Le réchauffement climatique a des effets sur la forêt boréale – l’évolution de la situation dépendra du climat, de la végétation et de la fréquence et de l’intensité des feux de forêt. Le Nord peut connaître différents changements, comme une augmentation et une diminution de la croissance des feuilles, appelées verdissement et brunissement arctiques, une croissance accrue des arbustes et un déplacement de la limite des arbres. C’est l’interaction entre le feu, le climat et le temps qui détermine la nature de la toundra forestière d’aujourd’hui et la façon dont elle évolue en réponse à la variabilité climatique.

Paysages qui s’enflamment et fronts météorologiques

Les incendies constituent un élément important de la région boréale, car ils brûlent les vieux arbres et permettent la régénération de la forêt. Après un feu, les arbustes et les arbres feuillus poussent rapidement et forment la canopée, avant d’être remplacés par des épinettes à croissance plus lente. Il en résulte un paysage constitué d’une mosaïque de parcelles, chacune de la taille d’un incendie.

Une augmentation du nombre d’incendies pourrait faire en sorte qu’une plus grande partie du paysage se trouve à un stade précoce de la croissance post-incendie, avec notamment des arbustes et des arbres feuillus qui sont moins inflammables.
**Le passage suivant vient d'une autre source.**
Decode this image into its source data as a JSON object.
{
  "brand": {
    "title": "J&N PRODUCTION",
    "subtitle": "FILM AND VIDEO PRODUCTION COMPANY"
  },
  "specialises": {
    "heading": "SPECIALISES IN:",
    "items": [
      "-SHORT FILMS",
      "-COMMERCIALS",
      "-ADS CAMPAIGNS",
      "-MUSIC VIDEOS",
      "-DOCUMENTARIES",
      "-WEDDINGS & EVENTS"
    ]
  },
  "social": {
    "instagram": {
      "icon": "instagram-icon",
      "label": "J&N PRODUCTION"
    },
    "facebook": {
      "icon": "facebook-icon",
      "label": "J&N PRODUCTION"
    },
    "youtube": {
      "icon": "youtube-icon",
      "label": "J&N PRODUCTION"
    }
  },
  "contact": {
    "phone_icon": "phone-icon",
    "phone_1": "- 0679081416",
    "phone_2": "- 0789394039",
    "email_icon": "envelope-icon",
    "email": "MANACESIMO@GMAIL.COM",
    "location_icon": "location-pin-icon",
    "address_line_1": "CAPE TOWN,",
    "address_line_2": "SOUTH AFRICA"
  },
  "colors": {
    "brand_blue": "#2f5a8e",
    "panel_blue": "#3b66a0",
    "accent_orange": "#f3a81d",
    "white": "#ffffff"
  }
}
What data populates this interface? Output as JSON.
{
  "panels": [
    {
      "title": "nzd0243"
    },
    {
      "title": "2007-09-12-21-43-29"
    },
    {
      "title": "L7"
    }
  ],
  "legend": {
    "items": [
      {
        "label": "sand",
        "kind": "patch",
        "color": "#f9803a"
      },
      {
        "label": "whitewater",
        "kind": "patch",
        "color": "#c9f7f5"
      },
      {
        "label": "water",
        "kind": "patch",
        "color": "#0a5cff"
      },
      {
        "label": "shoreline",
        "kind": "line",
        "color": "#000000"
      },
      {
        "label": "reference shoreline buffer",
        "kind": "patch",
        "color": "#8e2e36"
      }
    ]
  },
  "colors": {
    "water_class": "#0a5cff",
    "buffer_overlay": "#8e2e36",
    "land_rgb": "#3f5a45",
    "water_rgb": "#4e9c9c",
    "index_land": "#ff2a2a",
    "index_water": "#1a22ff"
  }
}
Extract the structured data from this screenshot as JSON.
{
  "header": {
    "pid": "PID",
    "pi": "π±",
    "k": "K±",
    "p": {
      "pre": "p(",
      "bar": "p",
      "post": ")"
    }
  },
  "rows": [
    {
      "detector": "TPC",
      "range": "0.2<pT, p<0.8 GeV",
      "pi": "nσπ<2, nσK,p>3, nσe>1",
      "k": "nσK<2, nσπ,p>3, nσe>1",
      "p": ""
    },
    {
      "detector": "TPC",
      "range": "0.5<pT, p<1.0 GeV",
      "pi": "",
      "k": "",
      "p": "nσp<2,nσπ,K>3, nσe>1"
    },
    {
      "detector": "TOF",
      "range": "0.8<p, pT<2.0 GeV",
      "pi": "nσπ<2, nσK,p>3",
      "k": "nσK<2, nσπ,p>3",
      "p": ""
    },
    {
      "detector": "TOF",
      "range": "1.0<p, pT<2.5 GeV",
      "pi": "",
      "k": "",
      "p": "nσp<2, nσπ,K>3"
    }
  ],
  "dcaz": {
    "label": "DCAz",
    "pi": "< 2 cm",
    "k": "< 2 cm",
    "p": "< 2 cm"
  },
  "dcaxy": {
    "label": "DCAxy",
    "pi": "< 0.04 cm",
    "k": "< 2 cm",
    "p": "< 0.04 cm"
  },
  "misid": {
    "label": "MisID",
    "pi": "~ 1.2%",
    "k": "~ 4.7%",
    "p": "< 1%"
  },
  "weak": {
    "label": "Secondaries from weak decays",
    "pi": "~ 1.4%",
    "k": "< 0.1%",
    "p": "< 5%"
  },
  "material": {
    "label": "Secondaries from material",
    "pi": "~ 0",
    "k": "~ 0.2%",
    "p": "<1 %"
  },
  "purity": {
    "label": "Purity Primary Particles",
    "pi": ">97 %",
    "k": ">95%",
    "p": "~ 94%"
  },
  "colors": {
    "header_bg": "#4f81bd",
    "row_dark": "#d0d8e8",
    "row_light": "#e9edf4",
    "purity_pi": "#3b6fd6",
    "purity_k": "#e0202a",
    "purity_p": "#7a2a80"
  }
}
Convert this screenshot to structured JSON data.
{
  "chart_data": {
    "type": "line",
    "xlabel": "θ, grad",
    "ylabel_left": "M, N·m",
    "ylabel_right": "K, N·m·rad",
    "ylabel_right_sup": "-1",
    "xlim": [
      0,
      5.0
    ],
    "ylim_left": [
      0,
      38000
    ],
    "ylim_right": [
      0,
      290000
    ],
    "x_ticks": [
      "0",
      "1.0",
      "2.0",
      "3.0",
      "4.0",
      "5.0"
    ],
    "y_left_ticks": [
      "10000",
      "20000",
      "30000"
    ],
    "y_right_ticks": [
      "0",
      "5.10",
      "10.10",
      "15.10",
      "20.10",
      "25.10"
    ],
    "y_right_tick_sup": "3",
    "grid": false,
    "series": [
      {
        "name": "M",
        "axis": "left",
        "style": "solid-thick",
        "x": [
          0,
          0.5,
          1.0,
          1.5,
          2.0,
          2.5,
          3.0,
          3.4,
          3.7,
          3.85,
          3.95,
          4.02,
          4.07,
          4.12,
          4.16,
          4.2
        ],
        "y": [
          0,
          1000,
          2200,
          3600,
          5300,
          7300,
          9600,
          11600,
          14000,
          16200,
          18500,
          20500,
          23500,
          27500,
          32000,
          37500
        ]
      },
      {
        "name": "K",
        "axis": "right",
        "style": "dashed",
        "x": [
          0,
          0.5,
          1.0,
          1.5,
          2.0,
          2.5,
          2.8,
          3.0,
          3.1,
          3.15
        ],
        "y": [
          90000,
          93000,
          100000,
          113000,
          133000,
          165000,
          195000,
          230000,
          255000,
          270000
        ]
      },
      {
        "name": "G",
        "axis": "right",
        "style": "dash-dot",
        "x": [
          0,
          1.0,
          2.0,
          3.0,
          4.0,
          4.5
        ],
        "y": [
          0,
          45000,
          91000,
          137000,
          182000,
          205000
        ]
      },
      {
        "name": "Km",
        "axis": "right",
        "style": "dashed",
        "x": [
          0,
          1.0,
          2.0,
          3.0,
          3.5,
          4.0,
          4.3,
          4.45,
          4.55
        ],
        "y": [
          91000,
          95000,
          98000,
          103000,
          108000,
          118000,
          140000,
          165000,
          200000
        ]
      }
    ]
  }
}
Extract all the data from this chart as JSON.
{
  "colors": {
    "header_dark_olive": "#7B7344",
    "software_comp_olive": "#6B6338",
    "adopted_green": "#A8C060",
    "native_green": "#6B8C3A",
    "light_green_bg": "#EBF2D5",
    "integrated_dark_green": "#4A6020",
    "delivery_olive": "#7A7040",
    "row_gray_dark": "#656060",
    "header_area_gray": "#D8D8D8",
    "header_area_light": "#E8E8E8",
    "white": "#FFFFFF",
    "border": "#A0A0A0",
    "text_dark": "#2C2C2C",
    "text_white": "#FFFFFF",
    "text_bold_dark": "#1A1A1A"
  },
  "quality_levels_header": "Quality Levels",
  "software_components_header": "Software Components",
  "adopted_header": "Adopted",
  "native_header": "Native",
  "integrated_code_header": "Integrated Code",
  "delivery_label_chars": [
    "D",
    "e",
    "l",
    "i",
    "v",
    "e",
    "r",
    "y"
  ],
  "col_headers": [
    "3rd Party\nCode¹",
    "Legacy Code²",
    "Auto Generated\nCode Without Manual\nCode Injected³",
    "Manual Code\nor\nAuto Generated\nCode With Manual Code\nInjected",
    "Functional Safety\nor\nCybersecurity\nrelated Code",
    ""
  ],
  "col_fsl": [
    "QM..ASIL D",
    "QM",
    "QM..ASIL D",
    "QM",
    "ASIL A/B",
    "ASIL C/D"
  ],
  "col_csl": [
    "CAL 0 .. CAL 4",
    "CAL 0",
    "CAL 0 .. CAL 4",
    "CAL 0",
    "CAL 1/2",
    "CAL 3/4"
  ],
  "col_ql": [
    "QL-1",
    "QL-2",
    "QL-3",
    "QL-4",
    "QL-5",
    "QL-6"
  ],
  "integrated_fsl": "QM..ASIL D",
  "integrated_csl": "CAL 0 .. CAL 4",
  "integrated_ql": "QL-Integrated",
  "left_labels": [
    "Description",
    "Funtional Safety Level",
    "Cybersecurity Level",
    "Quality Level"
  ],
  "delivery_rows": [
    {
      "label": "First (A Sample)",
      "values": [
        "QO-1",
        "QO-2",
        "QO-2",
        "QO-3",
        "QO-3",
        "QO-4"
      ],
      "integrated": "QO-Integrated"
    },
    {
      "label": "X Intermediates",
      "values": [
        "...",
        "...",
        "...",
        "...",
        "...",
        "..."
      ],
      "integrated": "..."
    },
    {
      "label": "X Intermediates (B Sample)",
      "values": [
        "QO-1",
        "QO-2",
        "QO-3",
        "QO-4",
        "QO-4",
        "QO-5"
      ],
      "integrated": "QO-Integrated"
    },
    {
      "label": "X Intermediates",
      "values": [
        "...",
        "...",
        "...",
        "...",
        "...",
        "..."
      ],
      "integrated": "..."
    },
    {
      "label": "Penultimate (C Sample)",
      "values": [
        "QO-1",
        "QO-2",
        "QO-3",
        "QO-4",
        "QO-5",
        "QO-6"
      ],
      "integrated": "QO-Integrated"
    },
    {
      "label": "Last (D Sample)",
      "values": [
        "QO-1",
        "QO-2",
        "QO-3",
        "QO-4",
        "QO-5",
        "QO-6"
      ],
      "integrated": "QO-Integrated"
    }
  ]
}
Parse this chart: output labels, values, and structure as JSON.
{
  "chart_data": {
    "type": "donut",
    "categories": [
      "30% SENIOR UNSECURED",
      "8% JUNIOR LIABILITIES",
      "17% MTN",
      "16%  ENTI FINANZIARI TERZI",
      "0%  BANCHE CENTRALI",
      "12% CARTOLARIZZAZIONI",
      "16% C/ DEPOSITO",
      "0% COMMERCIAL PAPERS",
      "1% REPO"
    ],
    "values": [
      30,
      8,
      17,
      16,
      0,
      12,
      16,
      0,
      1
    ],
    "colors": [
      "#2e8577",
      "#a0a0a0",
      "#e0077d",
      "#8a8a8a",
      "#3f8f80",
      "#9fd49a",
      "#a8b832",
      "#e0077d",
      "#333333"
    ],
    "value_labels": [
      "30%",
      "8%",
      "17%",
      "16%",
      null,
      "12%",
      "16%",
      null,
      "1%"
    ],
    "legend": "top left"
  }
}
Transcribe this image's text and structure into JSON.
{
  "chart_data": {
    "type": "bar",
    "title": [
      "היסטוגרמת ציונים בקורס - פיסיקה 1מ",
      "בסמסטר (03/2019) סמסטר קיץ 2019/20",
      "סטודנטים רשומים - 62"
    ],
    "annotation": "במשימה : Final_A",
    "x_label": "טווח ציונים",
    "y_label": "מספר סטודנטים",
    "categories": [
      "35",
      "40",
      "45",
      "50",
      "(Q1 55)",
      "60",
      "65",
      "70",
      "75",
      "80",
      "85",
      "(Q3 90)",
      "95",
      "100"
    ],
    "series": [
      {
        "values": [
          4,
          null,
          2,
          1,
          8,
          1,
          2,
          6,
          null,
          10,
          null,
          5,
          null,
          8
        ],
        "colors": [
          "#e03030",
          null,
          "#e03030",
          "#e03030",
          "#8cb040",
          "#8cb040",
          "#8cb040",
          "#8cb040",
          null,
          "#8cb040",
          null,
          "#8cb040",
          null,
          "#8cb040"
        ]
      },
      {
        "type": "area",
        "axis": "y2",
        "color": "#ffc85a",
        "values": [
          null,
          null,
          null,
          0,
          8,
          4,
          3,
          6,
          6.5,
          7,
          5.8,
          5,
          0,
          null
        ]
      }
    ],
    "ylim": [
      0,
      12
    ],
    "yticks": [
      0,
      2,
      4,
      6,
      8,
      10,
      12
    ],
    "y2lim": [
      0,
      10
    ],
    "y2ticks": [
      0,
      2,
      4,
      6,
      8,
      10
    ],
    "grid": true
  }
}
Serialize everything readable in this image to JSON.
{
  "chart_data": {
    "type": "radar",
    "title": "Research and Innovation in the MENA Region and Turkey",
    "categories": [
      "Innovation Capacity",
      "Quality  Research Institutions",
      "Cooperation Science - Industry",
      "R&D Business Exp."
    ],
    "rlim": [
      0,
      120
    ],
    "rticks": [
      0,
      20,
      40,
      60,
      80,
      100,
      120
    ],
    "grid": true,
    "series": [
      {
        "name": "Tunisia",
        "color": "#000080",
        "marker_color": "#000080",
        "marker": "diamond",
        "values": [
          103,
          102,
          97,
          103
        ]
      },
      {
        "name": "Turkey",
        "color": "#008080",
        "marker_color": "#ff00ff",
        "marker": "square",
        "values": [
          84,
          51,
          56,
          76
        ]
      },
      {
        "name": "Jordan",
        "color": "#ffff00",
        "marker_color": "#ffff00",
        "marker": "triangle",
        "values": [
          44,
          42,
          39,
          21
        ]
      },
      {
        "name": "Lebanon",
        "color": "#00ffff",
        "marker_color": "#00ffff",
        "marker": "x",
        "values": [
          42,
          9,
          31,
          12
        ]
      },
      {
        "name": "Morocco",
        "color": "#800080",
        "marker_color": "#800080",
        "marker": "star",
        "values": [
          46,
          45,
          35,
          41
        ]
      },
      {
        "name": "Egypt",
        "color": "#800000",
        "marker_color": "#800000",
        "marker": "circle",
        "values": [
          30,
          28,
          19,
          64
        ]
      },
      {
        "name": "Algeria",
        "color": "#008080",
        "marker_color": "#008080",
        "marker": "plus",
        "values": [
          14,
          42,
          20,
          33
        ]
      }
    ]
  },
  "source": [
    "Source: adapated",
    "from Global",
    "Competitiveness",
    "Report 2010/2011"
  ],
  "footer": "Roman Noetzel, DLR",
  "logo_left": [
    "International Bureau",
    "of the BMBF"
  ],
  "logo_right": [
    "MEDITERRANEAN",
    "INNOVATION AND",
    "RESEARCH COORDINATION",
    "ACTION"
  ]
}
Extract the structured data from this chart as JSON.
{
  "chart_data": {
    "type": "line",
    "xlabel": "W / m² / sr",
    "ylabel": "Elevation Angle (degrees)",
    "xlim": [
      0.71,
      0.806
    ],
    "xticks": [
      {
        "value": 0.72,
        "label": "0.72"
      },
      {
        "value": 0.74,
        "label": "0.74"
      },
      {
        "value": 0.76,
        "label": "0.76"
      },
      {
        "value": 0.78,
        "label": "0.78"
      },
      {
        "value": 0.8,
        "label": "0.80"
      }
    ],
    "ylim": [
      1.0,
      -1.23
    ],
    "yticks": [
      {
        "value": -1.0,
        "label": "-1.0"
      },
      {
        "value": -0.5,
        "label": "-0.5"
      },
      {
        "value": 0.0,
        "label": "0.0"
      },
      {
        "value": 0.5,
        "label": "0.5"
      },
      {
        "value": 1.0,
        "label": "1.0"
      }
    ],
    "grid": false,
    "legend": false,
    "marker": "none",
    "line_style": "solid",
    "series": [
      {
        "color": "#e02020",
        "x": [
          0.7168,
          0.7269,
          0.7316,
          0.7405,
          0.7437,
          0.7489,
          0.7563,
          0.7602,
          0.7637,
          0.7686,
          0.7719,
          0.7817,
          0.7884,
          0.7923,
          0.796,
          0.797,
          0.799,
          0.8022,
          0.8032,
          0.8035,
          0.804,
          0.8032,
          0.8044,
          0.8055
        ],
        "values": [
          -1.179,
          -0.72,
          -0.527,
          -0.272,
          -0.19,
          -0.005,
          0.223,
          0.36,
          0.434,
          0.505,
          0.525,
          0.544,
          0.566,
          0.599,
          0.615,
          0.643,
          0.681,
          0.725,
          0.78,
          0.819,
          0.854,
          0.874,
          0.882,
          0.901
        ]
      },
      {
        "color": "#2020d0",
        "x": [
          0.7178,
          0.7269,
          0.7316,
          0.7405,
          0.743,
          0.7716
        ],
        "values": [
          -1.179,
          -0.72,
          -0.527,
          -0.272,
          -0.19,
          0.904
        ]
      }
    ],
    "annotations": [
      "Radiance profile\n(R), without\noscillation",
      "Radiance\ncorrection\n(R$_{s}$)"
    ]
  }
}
À l’heure actuelle, la forêt est davantage inflammable, car le passé récent fait en sorte que le paysage est majoritairement dominé par les épinettes.

Séquelles d'un incendie récent Konrad Gajewski Conversation

On peut voir à l’arrière-plan les séquelles d’un incendie récent. (Source : Konrad Gajewski)

La nature de la toundra forestière dépend de la variabilité de la position du front arctique et de l’historique des feux de forêt de la région, mais aussi de son histoire des derniers millénaires.

La toundra forestière québécoise

La limite des arbres, c’est-à-dire l’endroit où la forêt rencontre la toundra, peut s’étendre sur des dizaines, voire des centaines de kilomètres. Son emplacement correspond à la position moyenne du front arctique – une zone de transition entre une masse d’air arctique froide et de l’air plus chaud.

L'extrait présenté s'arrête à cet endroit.